Amongst the young women I met, many were in a lesbian relationship. In China gay-sexuality is not illegal anymore but it is still unaccepted by the older generations. None of the young women I photographed are able to speak openly to their parents about their sexual preferences. This is a remarkable contradiction in this fast changing modern China. At this moment, many lesbian women have secret relationships. With my still life images in the series, I attempt to refer to this hidden and secret female universe.

Since my work period in 2014, I have revisited Xiamen several times. Each visit I met up with some of the same young women again, capturing their changes over time. With some of them I built up a closer friendship, which allowed me to photograph them repeatedly. During these encounters I not only attempted to touch upon the intimate moments between my subjects, yet also, upon the proximity between the subjects an myself.

In this ongoing series four recurring young women are portrayed over time: Haiqing, Linli, Xiaoli and Liyao. They are all connected with each other, since they studied at the same university. Fortuitously in the past years, three of them moved to Europe - to The Netherlands and Germany and the last 3 portraits in the submitted selection were made in The Netherlands, where I am based.
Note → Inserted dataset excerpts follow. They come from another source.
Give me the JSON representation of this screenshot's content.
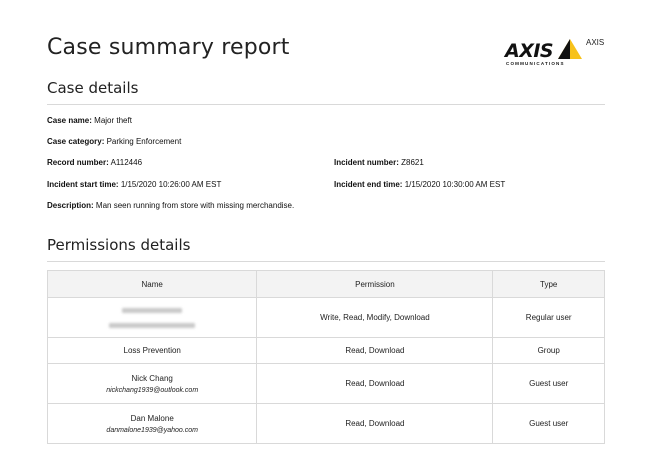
{
  "report_title": "Case summary report",
  "logo": {
    "wordmark": "AXIS",
    "subtitle": "COMMUNICATIONS",
    "side_text": "AXIS"
  },
  "case_details": {
    "heading": "Case details",
    "case_name": {
      "label": "Case name:",
      "value": "Major theft"
    },
    "case_category": {
      "label": "Case category:",
      "value": "Parking Enforcement"
    },
    "record_number": {
      "label": "Record number:",
      "value": "A112446"
    },
    "incident_number": {
      "label": "Incident number:",
      "value": "Z8621"
    },
    "incident_start": {
      "label": "Incident start time:",
      "value": "1/15/2020 10:26:00 AM EST"
    },
    "incident_end": {
      "label": "Incident end time:",
      "value": "1/15/2020 10:30:00 AM EST"
    },
    "description": {
      "label": "Description:",
      "value": "Man seen running from store with missing merchandise."
    }
  },
  "permissions": {
    "heading": "Permissions details",
    "columns": {
      "name": "Name",
      "permission": "Permission",
      "type": "Type"
    },
    "rows": [
      {
        "name": "",
        "email": "",
        "permission": "Write, Read, Modify, Download",
        "type": "Regular user"
      },
      {
        "name": "Loss Prevention",
        "email": "",
        "permission": "Read, Download",
        "type": "Group"
      },
      {
        "name": "Nick Chang",
        "email": "nickchang1939@outlook.com",
        "permission": "Read, Download",
        "type": "Guest user"
      },
      {
        "name": "Dan Malone",
        "email": "danmalone1939@yahoo.com",
        "permission": "Read, Download",
        "type": "Guest user"
      }
    ]
  }
}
In this body of work, my observations of these fascinating young women and their relationships, became part of a mosaic narrative.

In March 2025 I was able to return to Xiamen for the first time since 2019. Among the people I revisited and photographed was Linli, who is now married and has a two-year-old son.

Two months ago I visited Haiqing in Düsseldorf, where she has been living for the past six years. She now lives with her girlfriend, Pan, whom she met at art school in Düsseldorf, where they were in the same year.

Author biography

Sarah Mei Herman holds a BA in Photography from The Royal Academy of Art, The Hague, and an MA in Fine Art Photography from London’s Royal College of Art.

Her personal projects explore relationships, intimacy, loneliness, longing, and the human urge for physical proximity, often focusing on the vulnerability of transitory life stages.

Herman’s work has been exhibited internationally at institutions and festivals such as The National Portrait Gallery, London; The Benaki Museum, Athens; Photo Elysée, Lausanne; Le Château d’Eau, Toulouse; The Jewish History Museum, Amsterdam; and the JIMEI x ARLES International Photo Festival, Xiamen. Her projects have been recognised by a range of prizes, including the Taylor Wessing Portrait Prize, the Hyères Festival of Fashion and Photography, the Arnold Newman Prize for New Directions in Photographic Portraiture, and the V&A Parasol Women in Photography Prize. Her work is held in several public and private art collections, and her images have been published by the likes of i-D, The Guardian, Vogue Italia, Foam Magazine, CNN, Paper Journal and Dear Dave.

Herman’s second photo book, Julian & Jonathan, was recently published by the London-based GOST Books. In 2025, Julian & Jonathan was presented in solo exhibitions at Concertgebouw Brugge (Belgium) and GLAZ Festival (Rennes, France), and will be exhibited during the upcoming Les Rencontres d’Arles in a group exhibition curated by the Hamburg Portfolio Review.